Knickerbocker's record as a bad historian undermines the idea that "Rip Van Winkle" is factual, but it also raises questions about the extent to which factual writing is more authentic and valuable than fiction and folklore. Irving and other fiction writers at the time were trying to establish their work as a monetized profession, so it was important for people to understand that fiction held cultural value, even if it wasn't based in fact. Sir Geoffrey puts a great deal of store by the "accurate" written record Knickerbocker leaves behind:
Its chief merit is its scrupulous accuracy, which indeed was a little questioned on its first appearance, but has since been completely established, and it is now admitted into all historical collections as a book of unquestionable authority.
Sir Geoffrey further bolsters the account's authority by including, at the end of the story, excerpts from Knickerbocker's written notes. Written stories, according to Sir Geoffrey and most editors of "historical collections," become trustworthy and permanent records of historical fact once they are fact-checked.
But Knickerbocker himself relies more on hearsay than written records. Sir Geoffrey is a little suspicious about Knickerbocker's dubious methods as a historian, and yet he is inclined to trust the story's authenticity. He notes that
[Knickerbocker's] historical researches […] did not lie so much among books as among men, for the former are lamentably scanty on his favorite topics, whereas he found the old burghers, and still more their wives, rich in that legendary lore so invaluable to true history[.]

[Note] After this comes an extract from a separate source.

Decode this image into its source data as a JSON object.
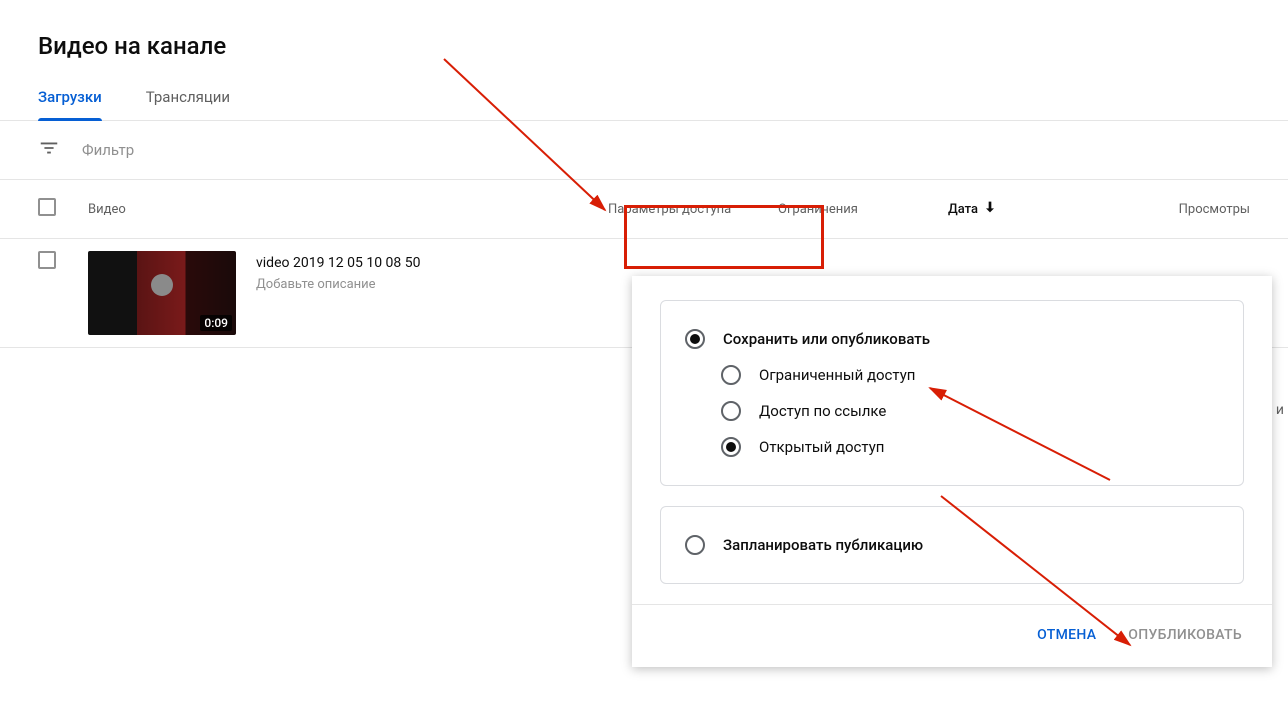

Sir Geoffrey defends Knickerbocker's reliance on oral rather than written records as a method that might better capture the "true history" of an old-fashioned community. The emphasis on the burghers' wives as the richest sources of "legendary lore" is a joke suggesting that Knickerbocker might not have been recording history so much as gossip. Like his history of New York, "Rip Van Winkle" is probably made up. Sir Geoffrey's insistence that the story is accurate suggests that the facts may not matter: this gossip, as a central part of rural culture, is "true history" even if it is made up. In addition to defending the value of folklore and local storytelling, this stance is a defense of fiction in the face of critics who called it deceitful and culturally worthless.